KUCHING: It is erroneous to think that July 22 is Sarawak’s Independence Day, said Sarawak Malay Graduates Association (SMGA) president Datu Dr Sanib Said.

“There have been factual errors and misleading assumptions concerning this date, particularly in newspapers and social media by some quarters.

“July 22 was just the beginning of a process towards independence. We achieved independence from the British for a few hours only on September 15, 1963, when the colonial governor Sir Alexander Waddell left for Britain.

“The next day, Datuk Abang Openg Sapiee was proclaimed as governor and at the same time, we formed Malaysia and our independence continued. It is on September 16 that Sarawak became independent in Malaysia,” he told reporters after a pantomime titled ‘Steps Towards Independence of Sarawak’ at the Kuching Waterfront yesterday.

Sanib, who is a historian, said he has done many studies on this period and believed that there is a need for people to know the background of July 22.

“July 22 was when the governor proclaimed the appointment of Tan Sri Stephen Kalong Ningkan as the chief minister and new Supreme Council members who formed the first ministerial cabinet in Sarawak.

“We were not independent yet because some powers were still with the colonial governor and the Queen in London.

“July 22 marks the process of becoming independent. All colonies under British government must go through similar process. It was to train local people to run the country,” he said.

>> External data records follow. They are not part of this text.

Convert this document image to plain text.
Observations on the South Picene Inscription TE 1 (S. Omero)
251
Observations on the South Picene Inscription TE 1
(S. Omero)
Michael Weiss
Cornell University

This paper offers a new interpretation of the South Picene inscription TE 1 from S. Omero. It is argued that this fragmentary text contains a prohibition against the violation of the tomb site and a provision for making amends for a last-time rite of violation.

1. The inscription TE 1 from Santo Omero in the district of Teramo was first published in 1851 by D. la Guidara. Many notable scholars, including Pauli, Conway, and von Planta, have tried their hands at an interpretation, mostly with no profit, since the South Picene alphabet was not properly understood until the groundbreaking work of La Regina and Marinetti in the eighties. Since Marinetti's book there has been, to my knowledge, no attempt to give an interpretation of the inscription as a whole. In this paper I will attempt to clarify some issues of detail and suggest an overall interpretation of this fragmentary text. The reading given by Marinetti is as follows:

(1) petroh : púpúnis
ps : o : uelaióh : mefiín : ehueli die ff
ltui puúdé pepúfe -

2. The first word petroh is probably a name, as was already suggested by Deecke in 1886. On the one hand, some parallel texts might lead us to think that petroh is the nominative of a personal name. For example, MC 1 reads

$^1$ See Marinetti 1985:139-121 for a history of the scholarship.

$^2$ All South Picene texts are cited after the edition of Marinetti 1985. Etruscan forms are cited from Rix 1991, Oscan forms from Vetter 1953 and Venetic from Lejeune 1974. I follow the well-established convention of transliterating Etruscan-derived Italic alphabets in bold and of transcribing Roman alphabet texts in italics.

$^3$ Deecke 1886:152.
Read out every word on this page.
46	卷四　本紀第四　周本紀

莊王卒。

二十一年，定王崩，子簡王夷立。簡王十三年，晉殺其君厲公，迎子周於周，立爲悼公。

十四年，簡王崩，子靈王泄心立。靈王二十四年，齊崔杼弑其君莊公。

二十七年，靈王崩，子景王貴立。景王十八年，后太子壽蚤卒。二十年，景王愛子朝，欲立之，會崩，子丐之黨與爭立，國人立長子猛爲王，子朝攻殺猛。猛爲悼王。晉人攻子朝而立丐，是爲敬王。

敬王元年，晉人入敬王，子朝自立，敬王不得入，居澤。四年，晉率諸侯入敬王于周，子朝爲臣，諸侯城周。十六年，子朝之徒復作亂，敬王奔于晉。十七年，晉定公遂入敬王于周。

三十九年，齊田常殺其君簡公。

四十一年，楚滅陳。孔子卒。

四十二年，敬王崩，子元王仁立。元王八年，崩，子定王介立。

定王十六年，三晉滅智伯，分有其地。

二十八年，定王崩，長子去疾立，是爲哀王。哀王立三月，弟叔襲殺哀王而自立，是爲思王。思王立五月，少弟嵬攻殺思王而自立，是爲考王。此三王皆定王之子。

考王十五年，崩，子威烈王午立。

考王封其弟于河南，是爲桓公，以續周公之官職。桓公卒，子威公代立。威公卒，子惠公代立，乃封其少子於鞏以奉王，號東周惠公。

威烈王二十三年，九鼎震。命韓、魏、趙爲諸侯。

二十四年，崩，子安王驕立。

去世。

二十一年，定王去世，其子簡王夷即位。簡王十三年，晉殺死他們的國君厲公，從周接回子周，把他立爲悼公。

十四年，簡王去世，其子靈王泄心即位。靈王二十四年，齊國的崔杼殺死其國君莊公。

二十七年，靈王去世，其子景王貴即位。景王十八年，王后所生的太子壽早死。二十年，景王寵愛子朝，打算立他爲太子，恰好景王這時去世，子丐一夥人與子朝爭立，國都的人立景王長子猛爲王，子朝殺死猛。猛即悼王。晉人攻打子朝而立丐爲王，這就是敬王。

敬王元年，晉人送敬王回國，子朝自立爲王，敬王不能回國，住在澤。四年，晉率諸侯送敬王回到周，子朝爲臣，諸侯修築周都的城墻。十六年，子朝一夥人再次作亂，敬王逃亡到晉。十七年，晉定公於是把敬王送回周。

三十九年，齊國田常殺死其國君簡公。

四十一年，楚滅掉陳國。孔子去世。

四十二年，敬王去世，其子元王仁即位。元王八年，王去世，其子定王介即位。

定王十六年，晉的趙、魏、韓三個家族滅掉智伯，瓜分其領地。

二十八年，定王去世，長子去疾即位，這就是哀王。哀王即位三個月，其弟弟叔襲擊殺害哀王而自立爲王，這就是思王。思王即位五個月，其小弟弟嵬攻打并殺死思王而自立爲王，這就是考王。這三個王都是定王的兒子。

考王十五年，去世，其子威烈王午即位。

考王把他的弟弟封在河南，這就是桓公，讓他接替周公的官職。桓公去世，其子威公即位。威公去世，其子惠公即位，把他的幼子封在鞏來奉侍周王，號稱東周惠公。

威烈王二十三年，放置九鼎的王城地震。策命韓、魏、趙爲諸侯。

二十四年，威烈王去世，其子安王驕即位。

The pantomime was organised by SMGA and the Malay Cultural Foundation Charitable Trust to re-enact important scenes in the history of Sarawak leading to independence, provided Sarawak participate in the formation of Malaysia.

The event drew a small crowd of mostly curious onlookers to the open space near Square Tower.

A shop owner from nearby Gambier Street who only wanted to be identified as Mark said the pantomime should have been held on a proper stage to make it attractive.

“It was done in the hot sun and the scenes were very hurried. I guess because the actors are not very comfortable in the sun.

“Also, it could have been done as part of the official celebration of July 22 instead of being a separate event. It is really just a retelling of what we knew from our history textbooks,” he opined.